Bruce Wagman is a partner with Morgenstein & Jubelirer in San Francisco and concentrates his practice in animal law and products liability defense, as well as employment, labor litigation, and appeals. He is an adjunct professor of animal law at Hastings College of the Law, Boalt Hall, Stanford Law School and the University of San Francisco School of Law. Mr. Wagman is the co-author of the Animal Law Textbook, and Chief Outside Counsel for the Animal Legal Defense Fund.
Steven M. Wise, Esq.
Steve Wise has practiced animal protection law for 25 years and taught “Animal Rights Law” at the Harvard, Vermont, John Marshall, and Vermont Law Schools. He is the author of Rattling the Cage - Toward Legal Rights for Animals, Drawing the Line - Science and the Case for Animal Rights, and Though the Heavens May Fall - The Landmark Trial that Led to the End of Human Slavery.
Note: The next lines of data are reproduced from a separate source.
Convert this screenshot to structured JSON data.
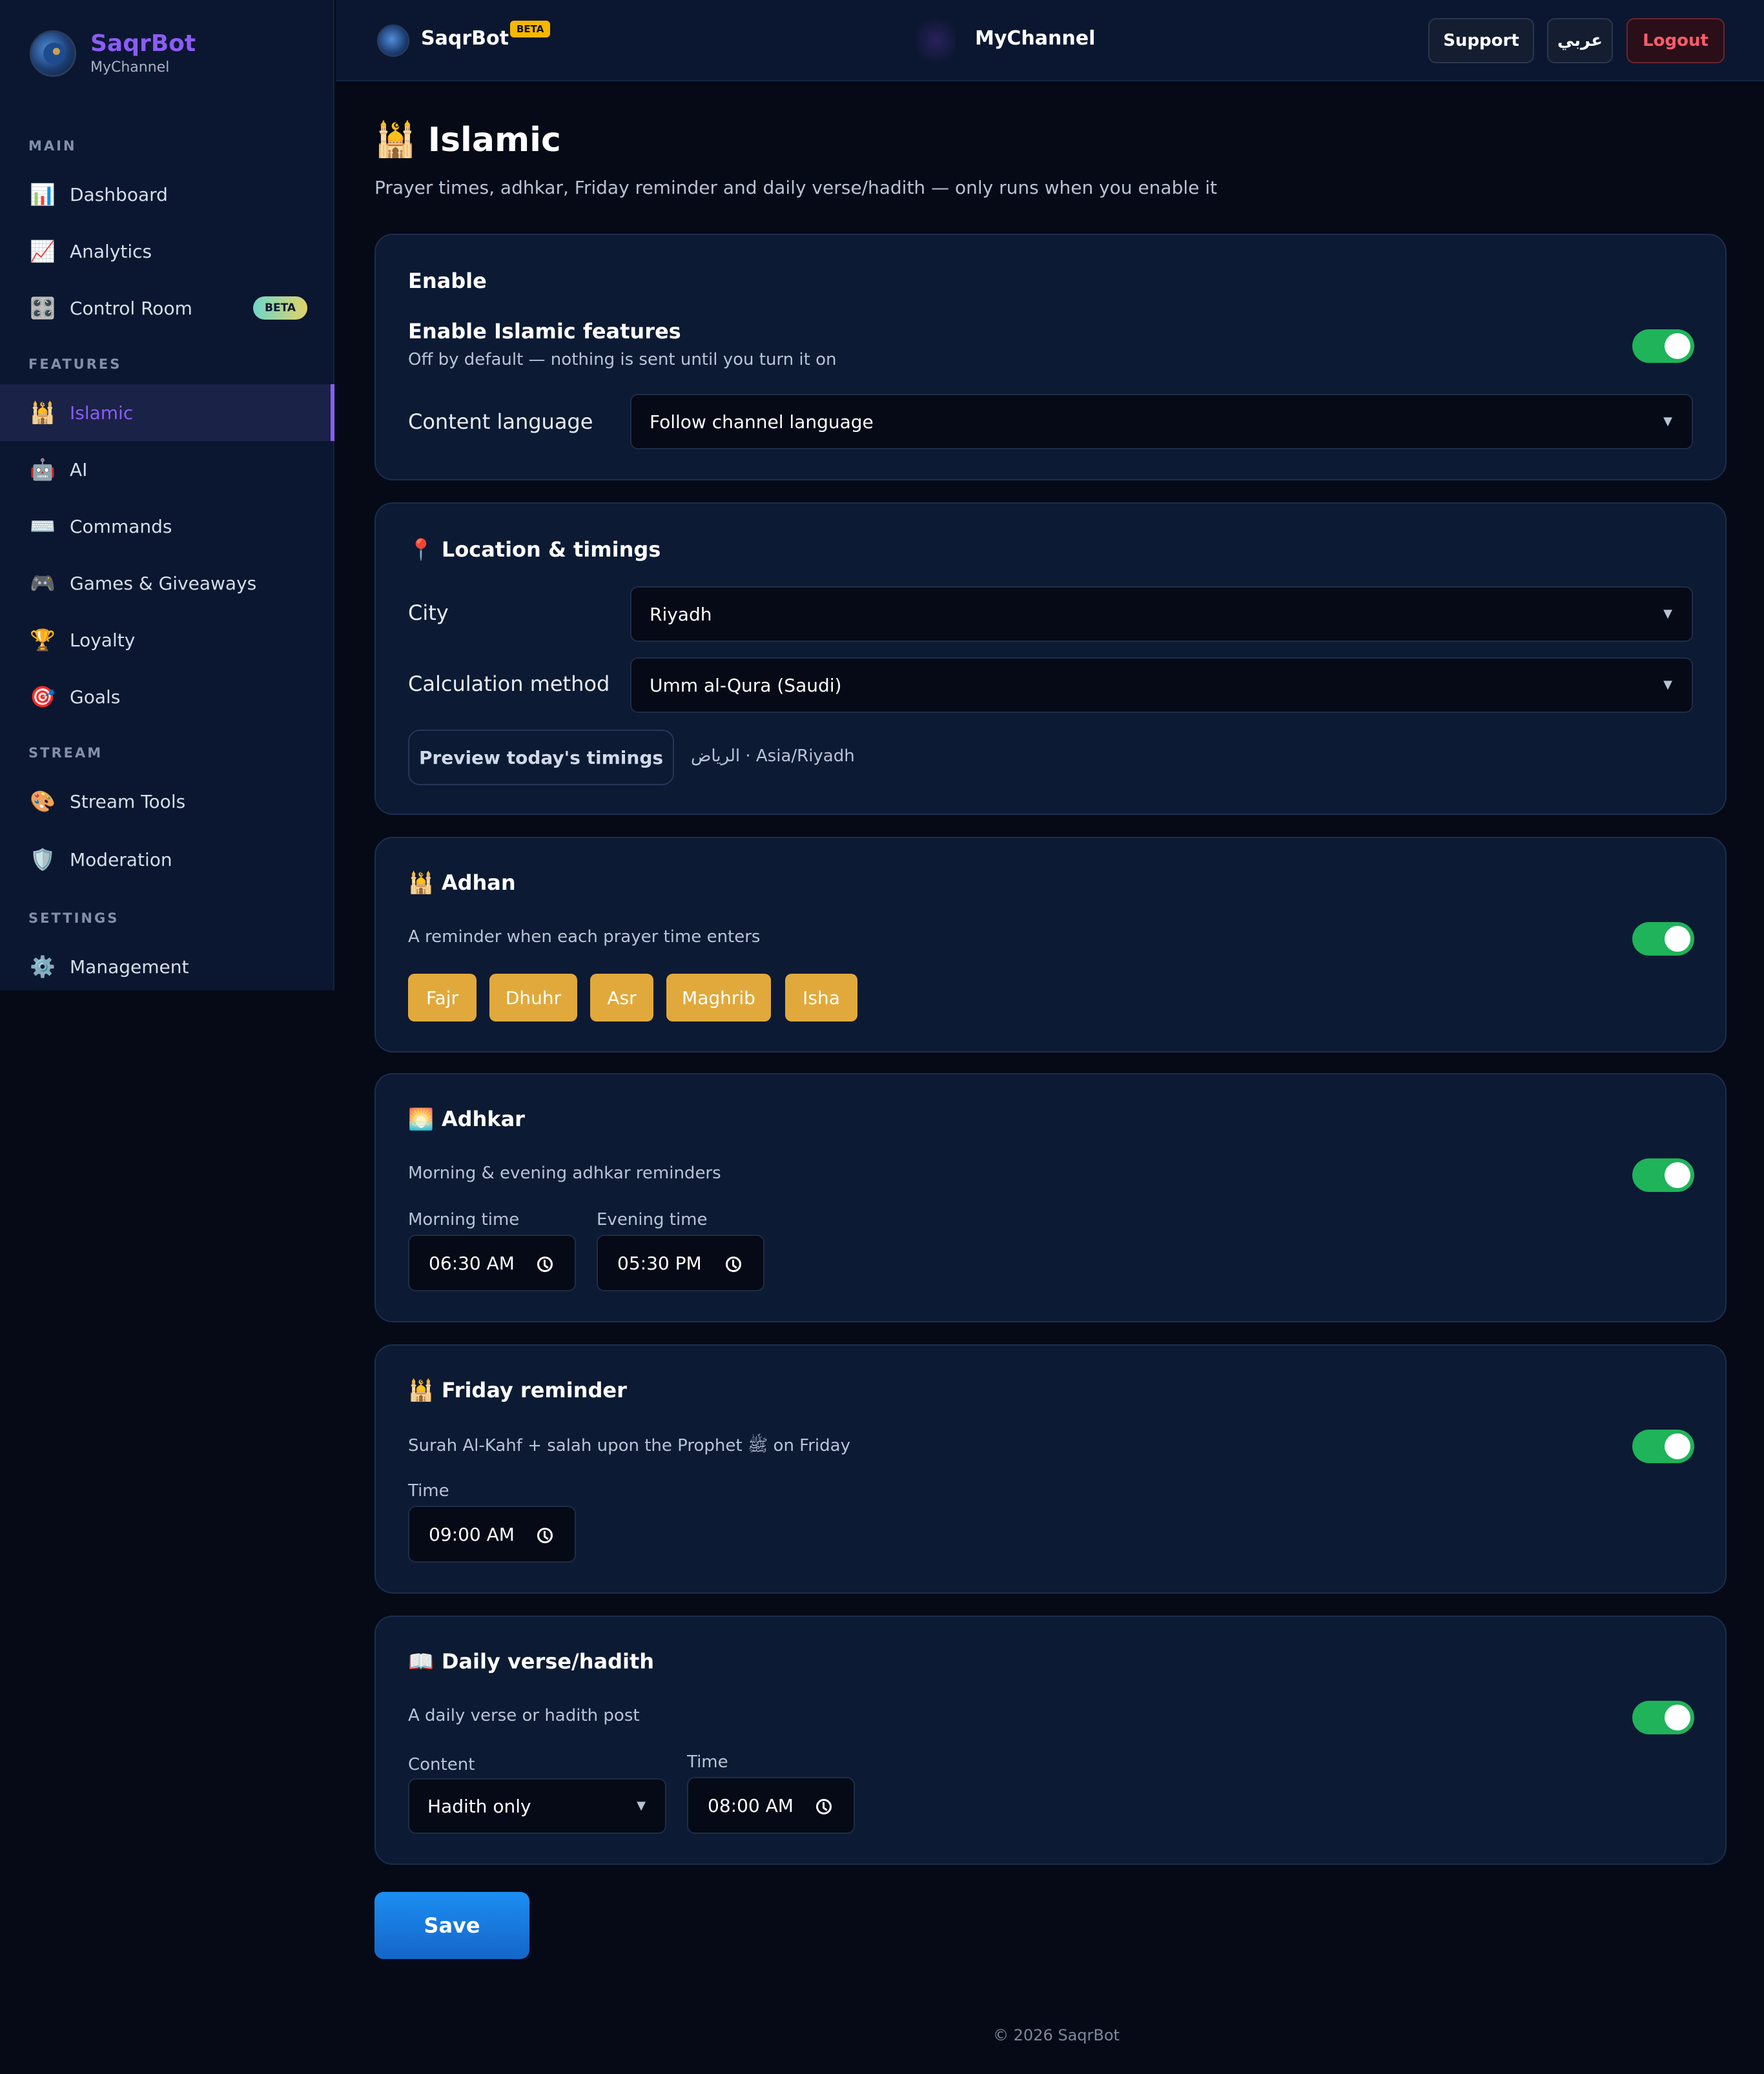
{
  "brand": {
    "name": "SaqrBot",
    "channel": "MyChannel"
  },
  "sidebar": {
    "sections": {
      "main": "MAIN",
      "features": "FEATURES",
      "stream": "STREAM",
      "settings": "SETTINGS"
    },
    "items": [
      {
        "label": "Dashboard",
        "icon": "📊"
      },
      {
        "label": "Analytics",
        "icon": "📈"
      },
      {
        "label": "Control Room",
        "icon": "🎛️",
        "badge": "BETA"
      },
      {
        "label": "Islamic",
        "icon": "🕌",
        "active": true
      },
      {
        "label": "AI",
        "icon": "🤖"
      },
      {
        "label": "Commands",
        "icon": "⌨️"
      },
      {
        "label": "Games & Giveaways",
        "icon": "🎮"
      },
      {
        "label": "Loyalty",
        "icon": "🏆"
      },
      {
        "label": "Goals",
        "icon": "🎯"
      },
      {
        "label": "Stream Tools",
        "icon": "🎨"
      },
      {
        "label": "Moderation",
        "icon": "🛡️"
      },
      {
        "label": "Management",
        "icon": "⚙️"
      }
    ]
  },
  "topbar": {
    "name": "SaqrBot",
    "beta": "BETA",
    "channel": "MyChannel",
    "support": "Support",
    "language": "عربي",
    "logout": "Logout"
  },
  "page": {
    "icon": "🕌",
    "title": "Islamic",
    "subtitle": "Prayer times, adhkar, Friday reminder and daily verse/hadith — only runs when you enable it"
  },
  "enable_card": {
    "title": "Enable",
    "feature_label": "Enable Islamic features",
    "feature_desc": "Off by default — nothing is sent until you turn it on",
    "enabled": true,
    "language_label": "Content language",
    "language_value": "Follow channel language"
  },
  "location_card": {
    "icon": "📍",
    "title": "Location & timings",
    "city_label": "City",
    "city_value": "Riyadh",
    "method_label": "Calculation method",
    "method_value": "Umm al-Qura (Saudi)",
    "preview_button": "Preview today's timings",
    "preview_info": "الرياض · Asia/Riyadh"
  },
  "adhan_card": {
    "icon": "🕌",
    "title": "Adhan",
    "desc": "A reminder when each prayer time enters",
    "enabled": true,
    "prayers": [
      "Fajr",
      "Dhuhr",
      "Asr",
      "Maghrib",
      "Isha"
    ]
  },
  "adhkar_card": {
    "icon": "🌅",
    "title": "Adhkar",
    "desc": "Morning & evening adhkar reminders",
    "enabled": true,
    "morning_label": "Morning time",
    "morning_value": "06:30 AM",
    "evening_label": "Evening time",
    "evening_value": "05:30 PM"
  },
  "friday_card": {
    "icon": "🕌",
    "title": "Friday reminder",
    "desc": "Surah Al-Kahf + salah upon the Prophet ﷺ on Friday",
    "enabled": true,
    "time_label": "Time",
    "time_value": "09:00 AM"
  },
  "daily_card": {
    "icon": "📖",
    "title": "Daily verse/hadith",
    "desc": "A daily verse or hadith post",
    "enabled": true,
    "content_label": "Content",
    "content_value": "Hadith only",
    "time_label": "Time",
    "time_value": "08:00 AM"
  },
  "save_label": "Save",
  "footer": "© 2026 SaqrBot",
  "colors": {
    "accent": "#8b5cf6",
    "toggle_on": "#1fb35a",
    "chip": "#e1a93b",
    "save": "#1c8ef2",
    "logout": "#ff5c6c"
  }
}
He is also the president of the Center for the Expansion of Fundamental Rights.
David J. Wolfson, Esq.
David J. Wolfson is a partner in the Global Corporate group at Milbank, Tweed, Hadley & McCloy LLP. He represents a number of animal protection groups and has written extensively on animal protection law. He has taught animal law at Harvard Law School, Yale Law School and Benjamin N. Cardozo Law School, and is currently teaching animal law at Columbia Law School and NYU Law School. He is the author of a number of articles and a co-author of “Foxes in the Henhouse: Animals, Agribusiness and the Law” in Animal Rights: Current Debates and New Directions (Oxford Univ. Press, 2004).